Four considerations in weathering the healthcare security storm

Organizations need to prioritize resources to better understand their risk
By Karin Ratchinsky
11:04 AM

“Credit monitoring for a breach of your identity data, medical or not, is like handing out umbrellas in a tornado.” This is a fitting analogy, as healthcare is amidst a converging storm of cyber security; four forces fairly unique to other industries seem to plague the healthcare ecosystem at a confluence. Experts predict that by 2015 half of all healthcare organizations will have experienced between one and five cyber-attacks in the previous 12 months – with a third of those attacks successful. Torrential change coupled with lucrative, newly digitized information combine to make healthcare organizations a key target for cyber-attacks, the recent Anthem hack is just one of many recent examples. Organizations need to prioritize resources to better understand their risk landscape and adopt comprehensive solutions – or risk being another headline.

1. Personal health data is lucrative, worth –up to 50x other data on the black market

In 2014, healthcare accounted for 42% of all serious data breaches, and the FBI warns that with the EHR adoption deadline closing, “the industry is not technically prepared to combat against cyber criminals.” Once criminals gain access to this health data, they have increased ability to obtain prescriptions and receive medical care that could truly jeopardize your financial and medical health in the future. Data breaches damage organizations from a financial, compliance and reputation standpoint. It is critical that the right attention and investment is funneled toward thwarting data breaches to both negate and detect them early on.

2. Threats can jeopardize lives (and livelihoods)

DDoS attacks and network intrusions can wreak havoc on productivity and the bottom line – and this is true in healthcare. A recent Ponemon study concluded individuals who had their medical information stolen averaged $18,660 in out-of-pocket expenses. What is unique to healthcare, however, is that such impacts can literally jeopardize patient lives at the point of care. If a cyber-attack limits a physician’s ability to access information about allergies or previous conditions, or if they take down digital monitoring systems in the NICU, lives can truly be impacted and those implications are immeasurable. Organizations need to have the right systems in place to mitigate DDoS and network intrusion threats to ensure care critical applications have consistent availability and to protect patient’s livelihoods.

3. Highly complex access, operating and staffing environment

Healthcare providers have a labor-intensive industry, which is staffed 24/7/365 with many highly skilled players expecting instant access to confidential data. What’s more, physicians want access to this data on their tablet at the hospital and their smart phone on the golf course. Ensuring you have the right balance of secure access and ease of use for your staff is critical, and there are many user-friendly, sophisticated multi-factor authentication tools to leverage.

4. Adoption of connected devices

Healthcare players need to consider boosting security investments to prepare for the rampant adoption of connected health monitoring devices and the explosion of data that the Internet of Things will bring.
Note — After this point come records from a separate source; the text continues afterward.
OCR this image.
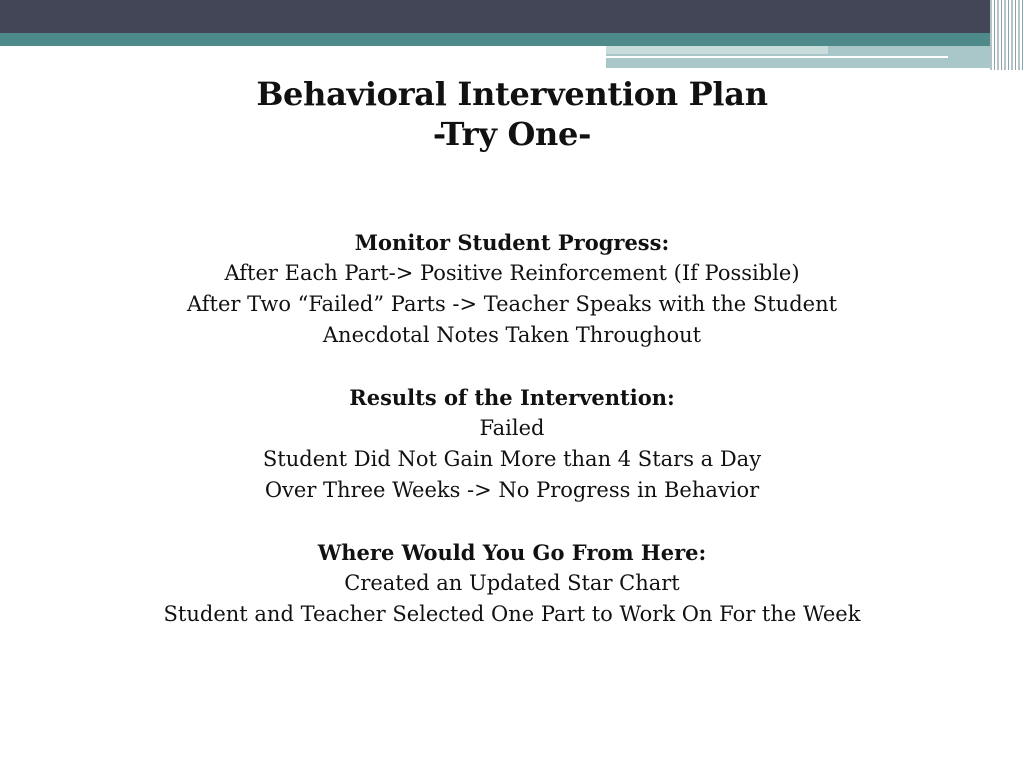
Behavioral Intervention Plan
-Try One-
Monitor Student Progress:
After Each Part-> Positive Reinforcement (If Possible)
After Two “Failed” Parts -> Teacher Speaks with the Student
Anecdotal Notes Taken Throughout
Results of the Intervention:
Failed
Student Did Not Gain More than 4 Stars a Day
Over Three Weeks -> No Progress in Behavior
Where Would You Go From Here:
Created an Updated Star Chart
Student and Teacher Selected One Part to Work On For the Week
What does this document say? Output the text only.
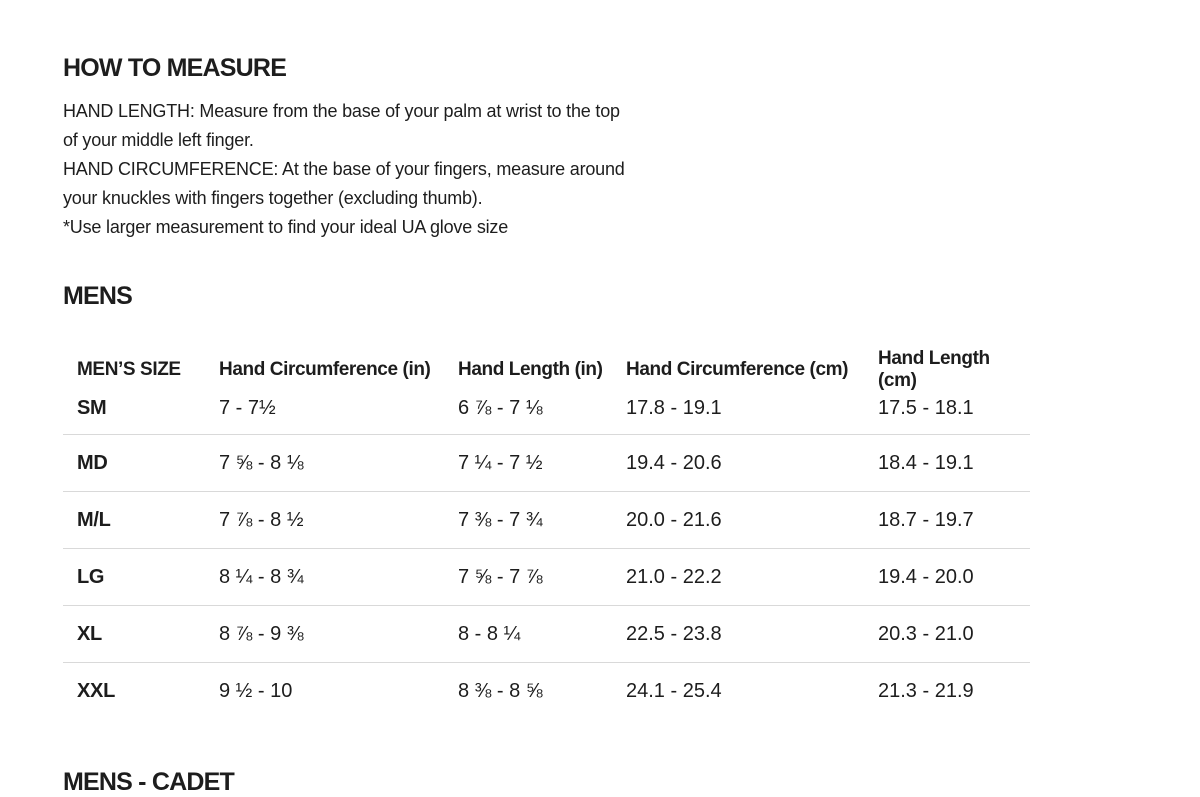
HOW TO MEASURE

HAND LENGTH: Measure from the base of your palm at wrist to the top of your middle left finger.

HAND CIRCUMFERENCE: At the base of your fingers, measure around your knuckles with fingers together (excluding thumb).

*Use larger measurement to find your ideal UA glove size

MENS
MEN’S SIZE	Hand Circumference (in)	Hand Length (in)	Hand Circumference (cm)	Hand Length (cm)
SM	7 - 7½	6 ⅞ - 7 ⅛	17.8 - 19.1	17.5 - 18.1
MD	7 ⅝ - 8 ⅛	7 ¼ - 7 ½	19.4 - 20.6	18.4 - 19.1
M/L	7 ⅞ - 8 ½	7 ⅜ - 7 ¾	20.0 - 21.6	18.7 - 19.7
LG	8 ¼ - 8 ¾	7 ⅝ - 7 ⅞	21.0 - 22.2	19.4 - 20.0
XL	8 ⅞ - 9 ⅜	8 - 8 ¼	22.5 - 23.8	20.3 - 21.0
XXL	9 ½ - 10	8 ⅜ - 8 ⅝	24.1 - 25.4	21.3 - 21.9
MENS - CADET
Data from consumers’ health records to tracking steps, running, blood pressure and more, the Internet of Things will bring new data and it is not futuristic, nor are the risks theoretical. Consider that per the PWC 2014 report almost half of healthcare providers say they have integrated or are considering integrating consumer technologies like wearable health-monitoring devices such as FitBITs, TruFIT, Nike, etc. as part of the their daily medical practices.

Given these four considerations, IT departments must adopt new methods to respond to growing changes in cyber security. With more personalized services from urgent cares to pharmacies leveraging the Internet, the move toward patients leveraging personal devices to access healthcare information, online content and the continued digitization of information moving to the Cloud, means the cyber threats will only grow in complexity and frequency.

Organizations need to invest in comprehensive risk assessments, planning and security audits. The right combination of people, intelligence and infrastructure must be combined to effectively charter and succeed. The good news is, there are technologies and partners that can help you weather the storm – start engaging them.